Es gab nur meine Mutter und den festen Willen, es allen beweisen zu müssen. Das ist ein Motor, der sehr ungesund sein kann, weil du dich schnell in ein ‚Höher, schneller, weiter‘ begibst. Und irgendwann im späteren Alter denkst du dir, wohin mit dem ein ‚Höher, schneller, weiter‘? Warum bin ich so getrieben?

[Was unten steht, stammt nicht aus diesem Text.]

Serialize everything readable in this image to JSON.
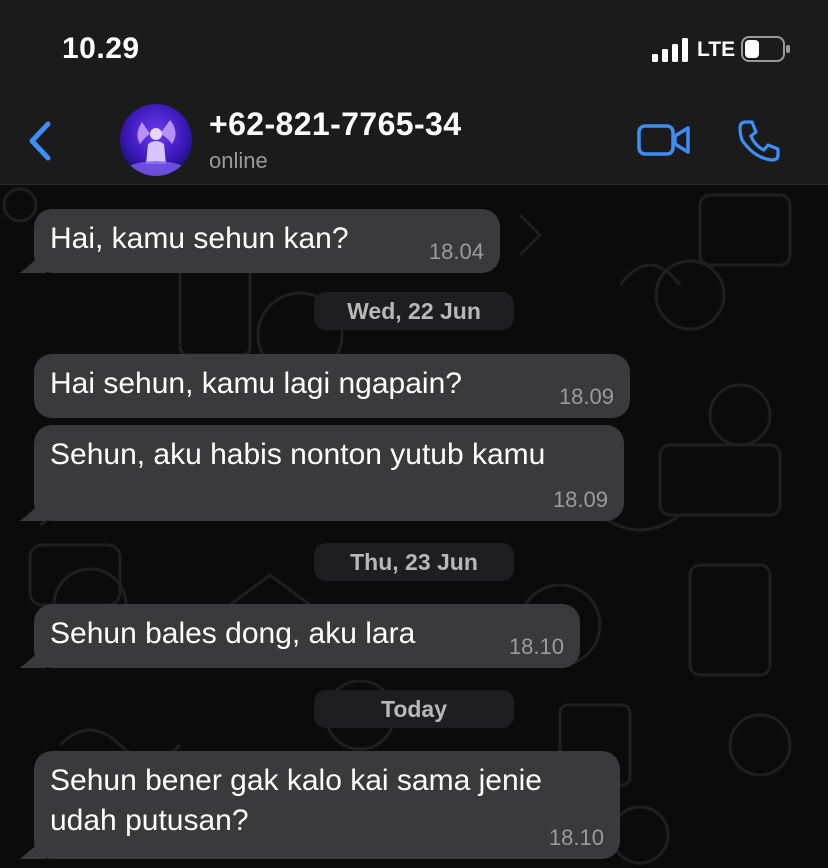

Ich finde Vorbilder-Kultur sehr wichtig, allerdings kann sie rein äußerlich auch gefährlich sein. Es hat keinen schönen Wandel in unserer Zeit, wenn es um die Optik geht. Jeder will so aussehen wie Kim Kardashian und sieht am Schluss auch so aus wie sie. Da geht leider die Individualität verloren. Daher finde ich Vorbilder in Mindset, Zielsetzung oder Durchhaltekraft sinnvoll, aber nicht im Schönheitswahn.“
SWANS: „Du hast im Berufsleben gemerkt, dass du die Anerkennung, die dir als Kind gefehlt hat, außen gesucht hast. Wie hast du das abgelegt?“
Saina Bayatpour: „Es beginnt alles am Ende des Tages mit Selbstliebe. Wir suchen die Anerkennung nur außen weil wir sie im Inneren nicht haben. Transformieren konnte ich es erst, als ich angefangen habe, mich selbst zu lieben. Ich habe mich so geliebt wie ich bin: Mit der Andersartigkeit, mit der fremden Kultur, mit den zwei Herzen, die in der Brust schlagen. Frieden habe ich erst gefunden, als ich mich angefangen habe, so anzunehmen wie ich bin. Mit der Annahme folgt der Selbstwert, irgendwann die Selbstliebe und dann kommt der Wandel.“
SWANS: „Dein Buch trägt den Titel „Steh auf und leuchte“. Was bedeutet das Leuchten für dich?“
Saina Bayatpour: „Das Leuchten steht für mich in diesem Ankommen in dir selbst. Wenn du dich selbst liebst und mit dir im Einklang bist, kannst du auch dein Licht aufdrehen. Du kannst es der Welt zeigen. Ich sage immer wieder, dass es wichtig ist, sichtbar zu werden. Viele verwechseln es oder verstehen es falsch. Du musst nicht auf Bühnen stehen oder prominent sein. Leuchten und sichtbar sein, bedeutet für mich, absolut zu dem zu stehen, wer du bist. Denn jede einzelne Person ist einzigartig auf ihre Art und Weise. Das meine ich mit dem Appell: Steh auf und leuchte! Es liegt an dir. Du musst die Veränderung herbeiführen. Und Leuchten heißt dann für mich das Glücklichsein. Wenn ich diesen Prozess geschafft habe, kann ich glücklich sein.“
SWANS: „Was waren deine wichtigsten Erkenntnisse als Unternehmerin?“
Saina Bayatpour: „Weniger ist oft mehr. Ich war oft davon getrieben, mehr und mehr zu leisten, bis ich sieben GmbHs hatte. Pausen sind wahnsinnig wichtig. Und am Ende steht die Gesundheit über allem. Wenn du diese Pausen nicht einlegst und im Hamsterrad gefangen bist, kannst du irgendwann nichts mehr tun, wenn die Gesundheit nicht mehr mitspielt.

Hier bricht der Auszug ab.